GET UP AND GO (Ireland/15A/94mins)
Directed by Brendan Grant. Starring Peter Coonan, Killian Scott, Gemma-Leah Devereux, Sarah McCall, Ryan McParland, Natalia Kostrzewa, Aidan Lawlor, Sara Lloyd-Gregory, Fionn Walton, Paul Woodfull.
THE PLOT: Life is coming to a head for Dublin buddies Coilin (Scott) and Alex (Coonan). The former is a struggling stand-up comedian convinced that one-night stand Lola (Devereux) is the girl of his dreams. Alex, on the other hand, has already found his beloved, Sinead (McCall), who just happens to be Lola’s sister. She also, it turns out over pillow talk, pregnant. Which kinda scuppers the couple’s plans to travel the world. Sinead realises that having a baby will be adventure enough. Alex is not convinced. At all. And so he openly sets about getting the hell out of Dodge, enlisting the listless Coilin as he heads around town, trying to call in favours and loans, or just borrow some moolah.
As the day progresses, both Coilin and Alex are faced with a few grim realities, and the convictions that they set out with in the morning begin to shift, and wane, and wobble…

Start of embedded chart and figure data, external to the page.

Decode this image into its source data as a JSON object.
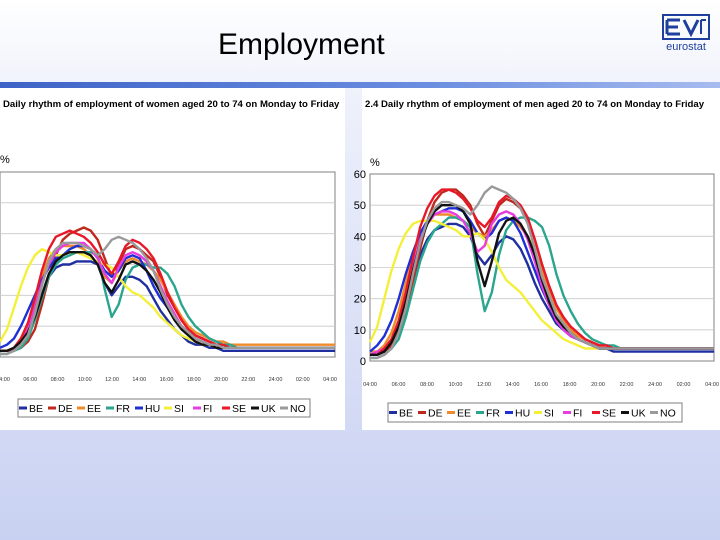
{
  "slide": {
    "title": "Employment",
    "logo_text": "eurostat"
  },
  "chart_data": [
    {
      "type": "line",
      "title": "Daily rhythm of employment of women aged 20 to 74 on Monday to Friday",
      "ylabel": "%",
      "ylim": [
        0,
        60
      ],
      "y_ticks": [],
      "x_ticks": [
        "04:00",
        "06:00",
        "08:00",
        "10:00",
        "12:00",
        "14:00",
        "16:00",
        "18:00",
        "20:00",
        "22:00",
        "24:00",
        "02:00",
        "04:00"
      ],
      "x": [
        0,
        1,
        2,
        3,
        4,
        5,
        6,
        7,
        8,
        9,
        10,
        11,
        12,
        13,
        14,
        15,
        16,
        17,
        18,
        19,
        20,
        21,
        22,
        23,
        24,
        25,
        26,
        27,
        28,
        29,
        30,
        31,
        32,
        33,
        34,
        35,
        36,
        37,
        38,
        39,
        40,
        41,
        42,
        43,
        44,
        45,
        46,
        47,
        48
      ],
      "series": [
        {
          "name": "BE",
          "color": "#1f2f9f",
          "values": [
            2,
            2,
            3,
            5,
            8,
            13,
            20,
            26,
            29,
            30,
            30,
            31,
            31,
            31,
            30,
            24,
            20,
            23,
            26,
            26,
            25,
            23,
            19,
            15,
            12,
            9,
            7,
            5,
            4,
            4,
            3,
            3,
            2,
            2,
            2,
            2,
            2,
            2,
            2,
            2,
            2,
            2,
            2,
            2,
            2,
            2,
            2,
            2,
            2
          ]
        },
        {
          "name": "DE",
          "color": "#c0281d",
          "values": [
            2,
            2,
            2,
            3,
            5,
            9,
            17,
            26,
            33,
            38,
            40,
            41,
            42,
            41,
            38,
            32,
            26,
            30,
            35,
            36,
            35,
            33,
            31,
            26,
            20,
            16,
            12,
            9,
            7,
            6,
            5,
            4,
            4,
            3,
            3,
            3,
            3,
            3,
            3,
            3,
            3,
            3,
            3,
            3,
            3,
            3,
            3,
            3,
            3
          ]
        },
        {
          "name": "EE",
          "color": "#ef8a2b",
          "values": [
            2,
            2,
            3,
            6,
            11,
            18,
            26,
            32,
            35,
            36,
            36,
            36,
            35,
            33,
            30,
            26,
            24,
            28,
            31,
            32,
            31,
            30,
            28,
            25,
            21,
            17,
            13,
            10,
            8,
            7,
            6,
            5,
            5,
            4,
            4,
            4,
            4,
            4,
            4,
            4,
            4,
            4,
            4,
            4,
            4,
            4,
            4,
            4,
            4
          ]
        },
        {
          "name": "FR",
          "color": "#2aa68e",
          "values": [
            1,
            1,
            2,
            3,
            6,
            12,
            19,
            26,
            30,
            32,
            33,
            34,
            34,
            34,
            33,
            22,
            13,
            17,
            25,
            29,
            30,
            30,
            29,
            29,
            27,
            23,
            17,
            13,
            10,
            8,
            6,
            5,
            4,
            4,
            3,
            3,
            3,
            3,
            3,
            3,
            3,
            3,
            3,
            3,
            3,
            3,
            3,
            3,
            3
          ]
        },
        {
          "name": "HU",
          "color": "#1e2fd6",
          "values": [
            3,
            4,
            6,
            10,
            15,
            20,
            25,
            29,
            32,
            33,
            35,
            36,
            36,
            35,
            32,
            28,
            26,
            28,
            32,
            33,
            32,
            28,
            23,
            19,
            16,
            13,
            10,
            8,
            6,
            5,
            4,
            4,
            3,
            3,
            3,
            3,
            3,
            3,
            3,
            3,
            3,
            3,
            3,
            3,
            3,
            3,
            3,
            3,
            3
          ]
        },
        {
          "name": "SI",
          "color": "#f4f03a",
          "values": [
            5,
            9,
            16,
            23,
            29,
            33,
            35,
            34,
            33,
            33,
            34,
            34,
            33,
            32,
            31,
            30,
            29,
            26,
            23,
            21,
            20,
            18,
            16,
            13,
            11,
            9,
            7,
            6,
            5,
            4,
            4,
            3,
            3,
            3,
            3,
            3,
            3,
            3,
            3,
            3,
            3,
            3,
            3,
            3,
            3,
            3,
            3,
            3,
            3
          ]
        },
        {
          "name": "FI",
          "color": "#e83ce0",
          "values": [
            2,
            2,
            3,
            5,
            9,
            16,
            24,
            30,
            34,
            36,
            37,
            37,
            37,
            35,
            32,
            27,
            24,
            29,
            33,
            34,
            33,
            31,
            28,
            23,
            18,
            14,
            10,
            8,
            6,
            5,
            4,
            4,
            3,
            3,
            3,
            3,
            3,
            3,
            3,
            3,
            3,
            3,
            3,
            3,
            3,
            3,
            3,
            3,
            3
          ]
        },
        {
          "name": "SE",
          "color": "#e8182a",
          "values": [
            2,
            2,
            3,
            6,
            11,
            19,
            28,
            35,
            39,
            40,
            41,
            40,
            39,
            37,
            34,
            30,
            27,
            31,
            36,
            38,
            37,
            35,
            32,
            27,
            21,
            16,
            12,
            9,
            7,
            6,
            5,
            4,
            4,
            3,
            3,
            3,
            3,
            3,
            3,
            3,
            3,
            3,
            3,
            3,
            3,
            3,
            3,
            3,
            3
          ]
        },
        {
          "name": "UK",
          "color": "#111111",
          "values": [
            2,
            2,
            3,
            5,
            8,
            13,
            20,
            27,
            31,
            33,
            34,
            34,
            34,
            33,
            30,
            24,
            21,
            25,
            30,
            31,
            30,
            28,
            25,
            21,
            16,
            12,
            9,
            7,
            5,
            4,
            4,
            3,
            3,
            3,
            3,
            3,
            3,
            3,
            3,
            3,
            3,
            3,
            3,
            3,
            3,
            3,
            3,
            3,
            3
          ]
        },
        {
          "name": "NO",
          "color": "#9a9a9a",
          "values": [
            1,
            1,
            2,
            4,
            7,
            14,
            23,
            31,
            35,
            37,
            37,
            37,
            36,
            35,
            33,
            35,
            38,
            39,
            38,
            37,
            35,
            32,
            28,
            22,
            17,
            13,
            10,
            8,
            6,
            5,
            4,
            4,
            3,
            3,
            3,
            3,
            3,
            3,
            3,
            3,
            3,
            3,
            3,
            3,
            3,
            3,
            3,
            3,
            3
          ]
        }
      ]
    },
    {
      "type": "line",
      "title": "2.4 Daily rhythm of employment of men aged 20 to 74 on Monday to Friday",
      "ylabel": "%",
      "ylim": [
        0,
        60
      ],
      "y_ticks": [
        0,
        10,
        20,
        30,
        40,
        50,
        60
      ],
      "x_ticks": [
        "04:00",
        "06:00",
        "08:00",
        "10:00",
        "12:00",
        "14:00",
        "16:00",
        "18:00",
        "20:00",
        "22:00",
        "24:00",
        "02:00",
        "04:00"
      ],
      "x": [
        0,
        1,
        2,
        3,
        4,
        5,
        6,
        7,
        8,
        9,
        10,
        11,
        12,
        13,
        14,
        15,
        16,
        17,
        18,
        19,
        20,
        21,
        22,
        23,
        24,
        25,
        26,
        27,
        28,
        29,
        30,
        31,
        32,
        33,
        34,
        35,
        36,
        37,
        38,
        39,
        40,
        41,
        42,
        43,
        44,
        45,
        46,
        47,
        48
      ],
      "series": [
        {
          "name": "BE",
          "color": "#1f2f9f",
          "values": [
            2,
            2,
            4,
            7,
            11,
            17,
            26,
            34,
            39,
            42,
            43,
            44,
            44,
            43,
            40,
            34,
            31,
            34,
            38,
            40,
            39,
            36,
            31,
            25,
            20,
            16,
            12,
            10,
            8,
            7,
            6,
            5,
            4,
            4,
            3,
            3,
            3,
            3,
            3,
            3,
            3,
            3,
            3,
            3,
            3,
            3,
            3,
            3,
            3
          ]
        },
        {
          "name": "DE",
          "color": "#c0281d",
          "values": [
            2,
            2,
            3,
            5,
            9,
            16,
            26,
            36,
            45,
            51,
            54,
            55,
            55,
            53,
            50,
            44,
            40,
            45,
            50,
            52,
            51,
            49,
            45,
            39,
            31,
            24,
            18,
            14,
            11,
            9,
            7,
            6,
            5,
            5,
            4,
            4,
            4,
            4,
            4,
            4,
            4,
            4,
            4,
            4,
            4,
            4,
            4,
            4,
            4
          ]
        },
        {
          "name": "EE",
          "color": "#ef8a2b",
          "values": [
            3,
            3,
            5,
            9,
            16,
            25,
            34,
            41,
            45,
            47,
            47,
            47,
            46,
            45,
            43,
            41,
            40,
            42,
            45,
            46,
            45,
            43,
            40,
            35,
            29,
            23,
            17,
            13,
            10,
            8,
            7,
            6,
            5,
            5,
            4,
            4,
            4,
            4,
            4,
            4,
            4,
            4,
            4,
            4,
            4,
            4,
            4,
            4,
            4
          ]
        },
        {
          "name": "FR",
          "color": "#2aa68e",
          "values": [
            1,
            1,
            2,
            4,
            7,
            14,
            23,
            32,
            38,
            42,
            44,
            46,
            46,
            45,
            43,
            28,
            16,
            22,
            34,
            42,
            45,
            46,
            46,
            45,
            43,
            37,
            28,
            21,
            16,
            12,
            9,
            7,
            6,
            5,
            5,
            4,
            4,
            4,
            4,
            4,
            4,
            4,
            4,
            4,
            4,
            4,
            4,
            4,
            4
          ]
        },
        {
          "name": "HU",
          "color": "#1e2fd6",
          "values": [
            3,
            5,
            8,
            13,
            20,
            28,
            35,
            41,
            45,
            47,
            48,
            49,
            49,
            48,
            45,
            41,
            39,
            41,
            45,
            46,
            45,
            41,
            35,
            29,
            23,
            18,
            13,
            10,
            8,
            7,
            6,
            5,
            4,
            4,
            4,
            4,
            4,
            4,
            4,
            4,
            4,
            4,
            4,
            4,
            4,
            4,
            4,
            4,
            4
          ]
        },
        {
          "name": "SI",
          "color": "#f4f03a",
          "values": [
            6,
            11,
            20,
            29,
            36,
            41,
            44,
            45,
            45,
            45,
            44,
            43,
            42,
            40,
            40,
            41,
            39,
            35,
            30,
            26,
            24,
            22,
            19,
            16,
            13,
            11,
            9,
            7,
            6,
            5,
            4,
            4,
            4,
            4,
            4,
            4,
            4,
            4,
            4,
            4,
            4,
            4,
            4,
            4,
            4,
            4,
            4,
            4,
            4
          ]
        },
        {
          "name": "FI",
          "color": "#e83ce0",
          "values": [
            2,
            3,
            4,
            7,
            12,
            20,
            30,
            39,
            44,
            47,
            48,
            48,
            47,
            45,
            41,
            35,
            37,
            44,
            47,
            48,
            47,
            44,
            39,
            32,
            24,
            18,
            13,
            10,
            8,
            7,
            6,
            5,
            4,
            4,
            4,
            4,
            4,
            4,
            4,
            4,
            4,
            4,
            4,
            4,
            4,
            4,
            4,
            4,
            4
          ]
        },
        {
          "name": "SE",
          "color": "#e8182a",
          "values": [
            2,
            2,
            4,
            7,
            13,
            22,
            33,
            43,
            49,
            53,
            55,
            55,
            54,
            52,
            49,
            45,
            43,
            46,
            51,
            53,
            52,
            50,
            46,
            39,
            31,
            24,
            18,
            14,
            11,
            9,
            7,
            6,
            5,
            5,
            4,
            4,
            4,
            4,
            4,
            4,
            4,
            4,
            4,
            4,
            4,
            4,
            4,
            4,
            4
          ]
        },
        {
          "name": "UK",
          "color": "#111111",
          "values": [
            2,
            2,
            3,
            6,
            11,
            19,
            29,
            38,
            44,
            48,
            50,
            50,
            50,
            48,
            44,
            32,
            24,
            32,
            41,
            45,
            46,
            44,
            40,
            34,
            26,
            19,
            14,
            11,
            9,
            7,
            6,
            5,
            4,
            4,
            4,
            4,
            4,
            4,
            4,
            4,
            4,
            4,
            4,
            4,
            4,
            4,
            4,
            4,
            4
          ]
        },
        {
          "name": "NO",
          "color": "#9a9a9a",
          "values": [
            1,
            1,
            2,
            4,
            9,
            17,
            28,
            38,
            45,
            49,
            51,
            51,
            50,
            49,
            47,
            50,
            54,
            56,
            55,
            54,
            52,
            49,
            44,
            36,
            27,
            21,
            15,
            12,
            9,
            7,
            6,
            5,
            4,
            4,
            4,
            4,
            4,
            4,
            4,
            4,
            4,
            4,
            4,
            4,
            4,
            4,
            4,
            4,
            4
          ]
        }
      ]
    }
  ]
}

THE VERDICT: All the ingredients are here for a funky little film, including the highly likeable Coonan and Scott – best known, of course, as Fran and Tommy in LOVE/HATE – in the lead roles, plus a hip, happy supporting cast and a kick-ass Domino Records soundtrack. So, how come GET UP AND GO lacks a certain, well, get up and go?

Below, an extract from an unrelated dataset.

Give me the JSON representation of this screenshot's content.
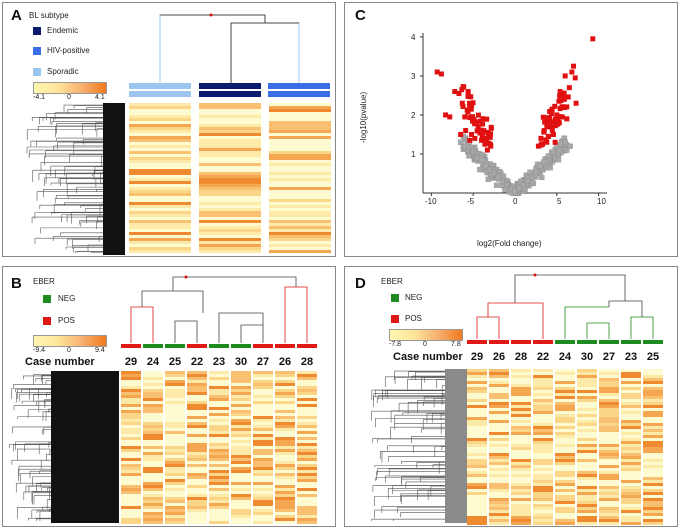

There’s a growing air here of a smart writer/director just finding his feet, of the wheels of his would-be clever scripts grinding to a halt every now and then. As likeable and thoroughly modern as these young Dublin hipsters might be, there’s a lack of truth about the characters and their stories here that robs GET UP AND GO of some vital emotional grit. You don’t fully believe in these guys, as much as you want to. Given that it’s Coonan and Scott.
In the end, the soundtrack – Villagers, Jon Hopkins, Bill Ryder-Jones, etc – is the best thing about this film. Oh, and that funky mixtape-head poster.